A freaked-out, one-eyed beat poet proclaims, “I am bugged.”
What was the point of that short film? Was it advertising the fair, the local celebrities, or the security office’s child location services? They had an entire building called “Lost Children,” with a large fenced enclosure that was full to the brim. Perhaps they were trying to let inattentive parents everywhere know they still had a lot of unclaimed kids. Yet another cinematic proof that parents of the fifties didn’t really care.
The movie’s essentially a heist film with beatniks. It’s no Bob le Flambeur, Ocean’s Eleven, or even The Great Muppet Caper, but it’s not that bad. Compared with most of the films seen on MST3K, it’s halfway competent. There are a few issues, most notably the uninspired “waiting for the armored car” scene and Mr. T’s ridiculously transparent disguise. Also, I know that Mr. T. wanted to hire losers so that he could off them all after the heist and keep the money, but how did heartlessly insulting them gain their loyalty? As the proprietor of a poseur beatnik club, he ought to have known that the way to failed artiste’s heart is to stroke his fragile ego, not insult it. Despite these issues, it’s not a bad film, and at times it even manages to drum up something resembling tension.
According to online MST3K guru Stephen Finley (a.k.a. Daddy-O), Merritt Stone appeared in several MST3K films, most notably as the doomed father in the beginning of Earth vs. The Spider, but not in The Rebel Set. The train conductor was actually played by another MST3K regular named Gene Roth.

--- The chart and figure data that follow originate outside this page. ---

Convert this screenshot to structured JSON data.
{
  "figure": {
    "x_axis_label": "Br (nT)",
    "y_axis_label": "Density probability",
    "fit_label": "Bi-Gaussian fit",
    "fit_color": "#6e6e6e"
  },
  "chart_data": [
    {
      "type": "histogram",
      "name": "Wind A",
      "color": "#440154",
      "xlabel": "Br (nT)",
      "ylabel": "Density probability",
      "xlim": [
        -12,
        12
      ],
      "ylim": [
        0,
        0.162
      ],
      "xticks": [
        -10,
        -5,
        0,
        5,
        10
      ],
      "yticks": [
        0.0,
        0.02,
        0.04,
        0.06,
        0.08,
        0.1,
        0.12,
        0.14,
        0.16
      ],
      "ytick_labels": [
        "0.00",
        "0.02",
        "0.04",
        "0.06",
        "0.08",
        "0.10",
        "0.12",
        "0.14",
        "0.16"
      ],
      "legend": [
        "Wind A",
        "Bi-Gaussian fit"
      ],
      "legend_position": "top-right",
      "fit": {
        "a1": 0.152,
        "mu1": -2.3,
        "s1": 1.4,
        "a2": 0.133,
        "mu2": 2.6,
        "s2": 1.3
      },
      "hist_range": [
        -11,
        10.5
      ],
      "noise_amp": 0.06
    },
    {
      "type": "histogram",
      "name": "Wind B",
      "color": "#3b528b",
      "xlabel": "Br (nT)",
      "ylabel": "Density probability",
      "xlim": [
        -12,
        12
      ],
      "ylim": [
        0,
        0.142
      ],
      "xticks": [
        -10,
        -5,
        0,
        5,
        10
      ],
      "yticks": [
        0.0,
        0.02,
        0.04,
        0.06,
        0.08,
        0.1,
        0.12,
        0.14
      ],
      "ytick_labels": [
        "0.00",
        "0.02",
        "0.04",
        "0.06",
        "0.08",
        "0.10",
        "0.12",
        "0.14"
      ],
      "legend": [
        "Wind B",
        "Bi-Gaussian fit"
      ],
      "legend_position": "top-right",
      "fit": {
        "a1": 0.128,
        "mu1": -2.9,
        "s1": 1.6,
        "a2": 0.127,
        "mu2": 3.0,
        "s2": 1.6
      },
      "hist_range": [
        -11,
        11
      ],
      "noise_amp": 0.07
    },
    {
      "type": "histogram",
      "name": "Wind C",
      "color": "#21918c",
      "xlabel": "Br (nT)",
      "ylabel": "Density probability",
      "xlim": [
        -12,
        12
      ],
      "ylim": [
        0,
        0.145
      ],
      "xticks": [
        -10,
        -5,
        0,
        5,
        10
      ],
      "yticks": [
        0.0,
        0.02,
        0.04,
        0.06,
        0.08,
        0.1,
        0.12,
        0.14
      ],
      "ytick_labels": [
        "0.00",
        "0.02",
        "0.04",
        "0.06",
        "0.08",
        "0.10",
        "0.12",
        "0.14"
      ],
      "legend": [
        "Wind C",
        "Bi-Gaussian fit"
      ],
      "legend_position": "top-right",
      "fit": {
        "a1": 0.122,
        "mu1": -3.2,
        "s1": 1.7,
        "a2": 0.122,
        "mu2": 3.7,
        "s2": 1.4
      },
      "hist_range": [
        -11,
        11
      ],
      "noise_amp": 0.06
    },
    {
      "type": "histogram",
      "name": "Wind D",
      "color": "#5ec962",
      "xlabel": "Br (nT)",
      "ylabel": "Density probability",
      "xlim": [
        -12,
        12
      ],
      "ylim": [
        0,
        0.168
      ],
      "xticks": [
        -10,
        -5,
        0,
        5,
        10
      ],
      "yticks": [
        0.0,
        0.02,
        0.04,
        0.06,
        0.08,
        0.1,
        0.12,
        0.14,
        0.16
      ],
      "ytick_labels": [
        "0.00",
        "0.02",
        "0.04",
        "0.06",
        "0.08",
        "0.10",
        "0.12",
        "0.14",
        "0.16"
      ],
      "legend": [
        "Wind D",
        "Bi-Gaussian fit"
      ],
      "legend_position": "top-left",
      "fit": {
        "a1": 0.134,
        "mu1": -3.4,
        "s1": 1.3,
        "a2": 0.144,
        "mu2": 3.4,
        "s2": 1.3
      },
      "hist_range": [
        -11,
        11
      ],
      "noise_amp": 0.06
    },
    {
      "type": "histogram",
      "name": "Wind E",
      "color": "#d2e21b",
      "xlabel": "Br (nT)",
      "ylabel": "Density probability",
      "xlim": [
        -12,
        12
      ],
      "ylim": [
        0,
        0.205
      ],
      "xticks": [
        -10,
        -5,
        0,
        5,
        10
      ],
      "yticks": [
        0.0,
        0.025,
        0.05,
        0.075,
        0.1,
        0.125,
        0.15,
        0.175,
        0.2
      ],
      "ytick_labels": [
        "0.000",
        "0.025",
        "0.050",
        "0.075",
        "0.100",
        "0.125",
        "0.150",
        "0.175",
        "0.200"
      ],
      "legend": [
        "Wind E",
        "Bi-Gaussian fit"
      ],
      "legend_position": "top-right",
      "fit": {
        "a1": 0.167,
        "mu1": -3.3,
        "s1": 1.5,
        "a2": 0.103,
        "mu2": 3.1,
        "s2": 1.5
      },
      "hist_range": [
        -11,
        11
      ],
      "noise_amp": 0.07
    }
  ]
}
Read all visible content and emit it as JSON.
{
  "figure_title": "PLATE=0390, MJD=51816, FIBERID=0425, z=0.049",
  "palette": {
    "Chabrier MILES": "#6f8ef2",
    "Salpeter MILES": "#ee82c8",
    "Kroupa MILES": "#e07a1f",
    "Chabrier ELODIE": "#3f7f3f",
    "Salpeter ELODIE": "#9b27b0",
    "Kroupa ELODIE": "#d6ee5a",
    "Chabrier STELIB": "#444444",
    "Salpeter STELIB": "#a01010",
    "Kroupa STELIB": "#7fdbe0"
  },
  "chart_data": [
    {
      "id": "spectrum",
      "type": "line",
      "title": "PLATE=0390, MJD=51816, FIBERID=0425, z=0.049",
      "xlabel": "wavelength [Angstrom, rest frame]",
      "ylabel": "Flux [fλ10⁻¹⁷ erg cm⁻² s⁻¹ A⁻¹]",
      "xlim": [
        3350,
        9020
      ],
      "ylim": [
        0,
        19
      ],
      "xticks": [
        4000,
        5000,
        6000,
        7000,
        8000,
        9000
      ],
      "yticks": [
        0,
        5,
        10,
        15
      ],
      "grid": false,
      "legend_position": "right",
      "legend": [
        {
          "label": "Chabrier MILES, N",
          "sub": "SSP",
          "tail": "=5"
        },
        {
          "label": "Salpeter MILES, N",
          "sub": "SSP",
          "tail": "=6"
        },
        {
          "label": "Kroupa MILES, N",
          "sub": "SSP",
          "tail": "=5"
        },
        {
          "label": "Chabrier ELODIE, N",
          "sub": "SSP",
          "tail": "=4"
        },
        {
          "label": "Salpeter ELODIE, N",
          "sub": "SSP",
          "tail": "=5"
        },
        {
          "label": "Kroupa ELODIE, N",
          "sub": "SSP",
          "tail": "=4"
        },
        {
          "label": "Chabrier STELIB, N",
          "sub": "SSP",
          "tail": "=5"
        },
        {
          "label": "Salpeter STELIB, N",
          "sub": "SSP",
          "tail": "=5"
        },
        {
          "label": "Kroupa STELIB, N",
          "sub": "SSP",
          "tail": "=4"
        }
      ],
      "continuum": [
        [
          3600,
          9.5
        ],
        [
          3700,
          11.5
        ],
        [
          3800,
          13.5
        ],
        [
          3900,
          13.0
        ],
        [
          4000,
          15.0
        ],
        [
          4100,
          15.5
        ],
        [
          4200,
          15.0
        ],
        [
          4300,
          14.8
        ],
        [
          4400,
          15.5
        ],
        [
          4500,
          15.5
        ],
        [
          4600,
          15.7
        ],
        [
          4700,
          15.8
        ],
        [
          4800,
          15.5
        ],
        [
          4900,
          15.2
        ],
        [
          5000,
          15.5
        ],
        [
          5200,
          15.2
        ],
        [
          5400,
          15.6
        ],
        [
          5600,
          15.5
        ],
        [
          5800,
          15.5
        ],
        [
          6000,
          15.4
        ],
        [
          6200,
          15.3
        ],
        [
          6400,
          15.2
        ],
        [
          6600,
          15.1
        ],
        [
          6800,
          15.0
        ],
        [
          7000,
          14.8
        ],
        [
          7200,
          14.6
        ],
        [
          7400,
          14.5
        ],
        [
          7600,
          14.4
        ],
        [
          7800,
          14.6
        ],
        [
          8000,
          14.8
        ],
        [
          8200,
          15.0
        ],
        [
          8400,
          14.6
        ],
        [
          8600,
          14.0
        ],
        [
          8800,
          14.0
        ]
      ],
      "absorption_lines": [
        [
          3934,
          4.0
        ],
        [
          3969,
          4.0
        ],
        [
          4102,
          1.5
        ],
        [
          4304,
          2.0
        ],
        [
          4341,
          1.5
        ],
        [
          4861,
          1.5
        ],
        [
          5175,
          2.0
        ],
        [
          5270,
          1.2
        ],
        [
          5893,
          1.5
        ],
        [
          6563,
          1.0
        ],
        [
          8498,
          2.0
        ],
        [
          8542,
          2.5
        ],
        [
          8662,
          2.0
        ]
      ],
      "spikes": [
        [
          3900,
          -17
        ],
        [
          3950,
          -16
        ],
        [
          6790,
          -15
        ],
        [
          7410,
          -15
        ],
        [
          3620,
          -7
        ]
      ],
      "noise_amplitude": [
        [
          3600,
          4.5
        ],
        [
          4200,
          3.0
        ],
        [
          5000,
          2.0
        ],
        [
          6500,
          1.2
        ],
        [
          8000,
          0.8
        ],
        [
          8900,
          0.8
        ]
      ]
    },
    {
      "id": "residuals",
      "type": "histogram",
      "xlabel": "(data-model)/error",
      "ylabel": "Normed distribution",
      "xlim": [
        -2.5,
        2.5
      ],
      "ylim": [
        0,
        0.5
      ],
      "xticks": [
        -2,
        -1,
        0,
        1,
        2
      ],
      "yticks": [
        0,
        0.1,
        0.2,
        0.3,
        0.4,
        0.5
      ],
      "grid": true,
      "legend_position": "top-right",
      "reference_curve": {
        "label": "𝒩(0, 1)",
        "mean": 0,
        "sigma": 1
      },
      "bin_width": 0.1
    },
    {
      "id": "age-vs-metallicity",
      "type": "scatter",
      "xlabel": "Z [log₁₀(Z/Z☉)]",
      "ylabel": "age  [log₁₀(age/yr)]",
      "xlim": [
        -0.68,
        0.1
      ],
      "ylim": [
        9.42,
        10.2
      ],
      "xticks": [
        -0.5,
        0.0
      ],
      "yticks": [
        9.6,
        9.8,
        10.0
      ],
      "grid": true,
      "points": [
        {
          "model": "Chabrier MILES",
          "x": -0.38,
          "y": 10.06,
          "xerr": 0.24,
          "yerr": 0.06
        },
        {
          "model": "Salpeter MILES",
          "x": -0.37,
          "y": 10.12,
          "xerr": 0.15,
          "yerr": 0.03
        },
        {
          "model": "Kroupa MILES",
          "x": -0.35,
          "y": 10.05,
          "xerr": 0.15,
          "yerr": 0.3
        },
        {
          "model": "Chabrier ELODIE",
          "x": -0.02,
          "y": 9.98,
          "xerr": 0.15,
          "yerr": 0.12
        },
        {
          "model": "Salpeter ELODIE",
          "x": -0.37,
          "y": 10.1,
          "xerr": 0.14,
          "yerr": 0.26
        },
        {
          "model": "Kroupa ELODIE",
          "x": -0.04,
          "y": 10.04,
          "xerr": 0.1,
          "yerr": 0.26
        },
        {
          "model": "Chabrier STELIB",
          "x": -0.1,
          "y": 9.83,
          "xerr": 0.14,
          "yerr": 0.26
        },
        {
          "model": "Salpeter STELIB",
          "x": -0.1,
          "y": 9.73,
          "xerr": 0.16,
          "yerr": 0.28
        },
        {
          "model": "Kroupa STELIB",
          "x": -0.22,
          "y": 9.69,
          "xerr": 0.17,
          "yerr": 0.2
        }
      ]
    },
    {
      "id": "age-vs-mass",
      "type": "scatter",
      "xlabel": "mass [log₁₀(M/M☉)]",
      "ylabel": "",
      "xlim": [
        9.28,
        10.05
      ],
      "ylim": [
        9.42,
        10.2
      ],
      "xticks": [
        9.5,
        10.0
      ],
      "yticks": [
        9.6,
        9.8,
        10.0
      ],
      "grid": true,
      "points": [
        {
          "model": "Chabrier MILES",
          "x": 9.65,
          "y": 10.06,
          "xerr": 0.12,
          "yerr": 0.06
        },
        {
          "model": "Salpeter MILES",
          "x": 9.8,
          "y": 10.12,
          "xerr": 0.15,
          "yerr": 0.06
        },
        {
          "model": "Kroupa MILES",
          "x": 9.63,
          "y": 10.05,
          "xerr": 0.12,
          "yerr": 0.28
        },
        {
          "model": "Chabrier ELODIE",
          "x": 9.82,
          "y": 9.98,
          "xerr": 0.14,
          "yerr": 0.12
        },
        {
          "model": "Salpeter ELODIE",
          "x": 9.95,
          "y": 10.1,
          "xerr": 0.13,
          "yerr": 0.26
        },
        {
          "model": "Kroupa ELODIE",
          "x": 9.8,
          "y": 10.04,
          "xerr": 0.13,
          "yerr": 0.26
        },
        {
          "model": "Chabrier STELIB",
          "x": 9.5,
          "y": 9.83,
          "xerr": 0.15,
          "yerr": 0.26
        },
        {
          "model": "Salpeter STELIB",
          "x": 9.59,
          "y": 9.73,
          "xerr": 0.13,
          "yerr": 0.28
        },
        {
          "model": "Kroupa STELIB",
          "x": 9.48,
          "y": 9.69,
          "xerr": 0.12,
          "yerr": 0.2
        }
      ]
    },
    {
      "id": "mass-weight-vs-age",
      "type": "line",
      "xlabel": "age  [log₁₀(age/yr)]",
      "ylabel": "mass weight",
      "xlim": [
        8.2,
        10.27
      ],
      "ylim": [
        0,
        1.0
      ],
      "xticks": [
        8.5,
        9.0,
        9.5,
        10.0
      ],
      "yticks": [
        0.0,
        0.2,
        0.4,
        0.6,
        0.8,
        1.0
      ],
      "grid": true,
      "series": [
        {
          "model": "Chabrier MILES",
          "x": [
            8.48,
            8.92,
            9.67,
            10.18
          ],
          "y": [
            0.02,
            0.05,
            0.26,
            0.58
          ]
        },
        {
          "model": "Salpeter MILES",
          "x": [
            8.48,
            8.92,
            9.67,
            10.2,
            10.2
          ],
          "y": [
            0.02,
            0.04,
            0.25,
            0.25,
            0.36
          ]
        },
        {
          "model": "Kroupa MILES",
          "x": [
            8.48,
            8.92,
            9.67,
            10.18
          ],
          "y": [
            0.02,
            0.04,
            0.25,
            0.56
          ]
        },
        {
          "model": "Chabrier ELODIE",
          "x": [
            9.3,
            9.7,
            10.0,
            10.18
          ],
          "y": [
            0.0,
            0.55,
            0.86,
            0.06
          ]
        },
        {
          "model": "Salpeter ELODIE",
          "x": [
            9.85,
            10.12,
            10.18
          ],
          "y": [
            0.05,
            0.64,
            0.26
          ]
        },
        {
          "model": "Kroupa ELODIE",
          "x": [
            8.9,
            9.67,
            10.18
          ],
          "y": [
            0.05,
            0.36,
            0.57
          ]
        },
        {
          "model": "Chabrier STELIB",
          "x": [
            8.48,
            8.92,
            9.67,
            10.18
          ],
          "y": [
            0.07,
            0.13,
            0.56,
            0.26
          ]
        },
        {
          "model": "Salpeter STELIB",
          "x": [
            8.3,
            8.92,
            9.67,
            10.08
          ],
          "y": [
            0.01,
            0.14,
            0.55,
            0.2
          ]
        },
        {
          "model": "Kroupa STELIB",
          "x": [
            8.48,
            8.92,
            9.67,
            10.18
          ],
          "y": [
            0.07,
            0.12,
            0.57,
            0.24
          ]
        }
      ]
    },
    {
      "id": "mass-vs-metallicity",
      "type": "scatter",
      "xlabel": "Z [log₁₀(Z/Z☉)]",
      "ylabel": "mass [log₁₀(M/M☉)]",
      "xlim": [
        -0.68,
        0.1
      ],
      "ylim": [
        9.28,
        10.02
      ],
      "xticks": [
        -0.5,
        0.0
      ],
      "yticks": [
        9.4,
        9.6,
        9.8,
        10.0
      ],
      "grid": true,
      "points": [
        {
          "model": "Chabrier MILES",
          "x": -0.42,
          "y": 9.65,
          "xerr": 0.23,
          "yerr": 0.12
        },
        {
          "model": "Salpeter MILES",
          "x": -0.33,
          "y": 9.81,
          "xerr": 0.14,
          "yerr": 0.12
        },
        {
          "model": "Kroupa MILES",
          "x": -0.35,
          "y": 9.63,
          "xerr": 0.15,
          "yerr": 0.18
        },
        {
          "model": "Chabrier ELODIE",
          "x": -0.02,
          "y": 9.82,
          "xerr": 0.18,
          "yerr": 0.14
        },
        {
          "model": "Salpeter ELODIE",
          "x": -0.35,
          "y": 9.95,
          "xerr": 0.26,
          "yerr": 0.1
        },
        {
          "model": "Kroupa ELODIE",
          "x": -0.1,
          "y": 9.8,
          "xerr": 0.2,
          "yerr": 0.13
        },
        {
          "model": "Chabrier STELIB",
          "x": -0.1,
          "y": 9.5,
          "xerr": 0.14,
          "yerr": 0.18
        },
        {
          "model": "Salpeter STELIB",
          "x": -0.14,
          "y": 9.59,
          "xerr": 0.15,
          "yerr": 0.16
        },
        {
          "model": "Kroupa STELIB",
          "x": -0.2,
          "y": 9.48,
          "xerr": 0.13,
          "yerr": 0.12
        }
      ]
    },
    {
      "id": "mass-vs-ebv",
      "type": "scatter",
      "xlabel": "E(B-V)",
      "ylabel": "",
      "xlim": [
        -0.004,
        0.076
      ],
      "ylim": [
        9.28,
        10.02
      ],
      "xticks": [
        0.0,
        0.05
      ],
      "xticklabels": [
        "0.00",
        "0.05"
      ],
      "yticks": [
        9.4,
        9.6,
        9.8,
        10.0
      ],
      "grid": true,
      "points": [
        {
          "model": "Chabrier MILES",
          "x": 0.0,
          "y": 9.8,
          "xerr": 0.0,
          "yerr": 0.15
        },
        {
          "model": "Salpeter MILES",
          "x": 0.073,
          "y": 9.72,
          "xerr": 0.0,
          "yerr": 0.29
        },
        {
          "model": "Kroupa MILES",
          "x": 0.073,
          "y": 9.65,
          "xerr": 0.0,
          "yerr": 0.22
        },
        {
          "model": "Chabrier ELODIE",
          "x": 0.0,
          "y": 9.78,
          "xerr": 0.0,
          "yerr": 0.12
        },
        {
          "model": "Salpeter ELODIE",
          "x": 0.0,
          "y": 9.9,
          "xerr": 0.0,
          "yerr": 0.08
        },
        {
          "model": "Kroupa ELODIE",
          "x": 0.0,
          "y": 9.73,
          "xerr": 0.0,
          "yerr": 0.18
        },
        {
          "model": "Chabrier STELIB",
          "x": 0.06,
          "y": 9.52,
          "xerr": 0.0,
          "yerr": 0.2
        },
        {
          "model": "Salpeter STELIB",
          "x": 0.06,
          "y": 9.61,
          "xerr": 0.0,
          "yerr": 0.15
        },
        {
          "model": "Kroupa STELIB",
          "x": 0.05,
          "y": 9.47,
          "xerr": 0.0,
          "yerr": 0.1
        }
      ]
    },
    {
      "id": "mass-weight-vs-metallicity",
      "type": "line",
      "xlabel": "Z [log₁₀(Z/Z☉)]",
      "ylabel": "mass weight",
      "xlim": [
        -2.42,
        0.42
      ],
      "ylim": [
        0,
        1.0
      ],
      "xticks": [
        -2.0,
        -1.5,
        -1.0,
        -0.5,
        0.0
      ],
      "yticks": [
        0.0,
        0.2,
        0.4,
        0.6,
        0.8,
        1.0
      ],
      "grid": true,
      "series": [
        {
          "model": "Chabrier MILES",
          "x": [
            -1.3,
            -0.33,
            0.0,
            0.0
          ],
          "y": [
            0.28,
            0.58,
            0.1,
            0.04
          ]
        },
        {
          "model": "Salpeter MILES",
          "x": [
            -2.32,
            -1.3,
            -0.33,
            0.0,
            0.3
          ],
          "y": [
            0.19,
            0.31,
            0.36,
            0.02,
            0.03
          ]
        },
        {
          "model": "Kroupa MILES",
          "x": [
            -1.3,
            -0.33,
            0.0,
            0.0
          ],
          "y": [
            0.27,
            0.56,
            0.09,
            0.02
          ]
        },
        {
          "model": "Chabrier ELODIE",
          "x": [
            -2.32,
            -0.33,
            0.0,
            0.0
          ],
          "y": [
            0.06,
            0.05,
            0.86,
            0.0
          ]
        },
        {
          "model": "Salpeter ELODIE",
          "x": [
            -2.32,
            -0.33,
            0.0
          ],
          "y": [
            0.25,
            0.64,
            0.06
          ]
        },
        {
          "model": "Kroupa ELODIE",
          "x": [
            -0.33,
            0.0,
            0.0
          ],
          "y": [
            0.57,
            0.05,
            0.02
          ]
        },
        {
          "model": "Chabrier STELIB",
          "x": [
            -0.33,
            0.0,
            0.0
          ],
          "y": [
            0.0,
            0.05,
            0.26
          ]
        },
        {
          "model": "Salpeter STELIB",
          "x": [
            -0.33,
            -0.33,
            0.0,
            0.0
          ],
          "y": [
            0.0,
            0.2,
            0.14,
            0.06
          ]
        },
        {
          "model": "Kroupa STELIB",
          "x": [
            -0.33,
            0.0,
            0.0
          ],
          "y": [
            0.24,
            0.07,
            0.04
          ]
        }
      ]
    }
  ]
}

The host segments are reasonably funny. The only one that stands out is Tom’s Hercule Poirot impression at the end, and Frank’s subsequent tortured cry. The rest of them are fairly equal to each other in amusingness.
The film segments have some good lines. The replica of L’Arc de Triomphe at the fair’s entrance is greeted with Tom’s derisive cry of, “L’Arc de Full Retreat.” When they open the back of the armored car to find a bunch of lumpy white sacks, Joel says, “Oh no, we robbed a diaper service!” When people start disappearing and dying on the train, Crow calls it, “Murder on the Disoriented Express.” There are some plot holes and lags, but the film mostly moves well, and the Satellite crew riffs it proficiently. It’s worth viewing.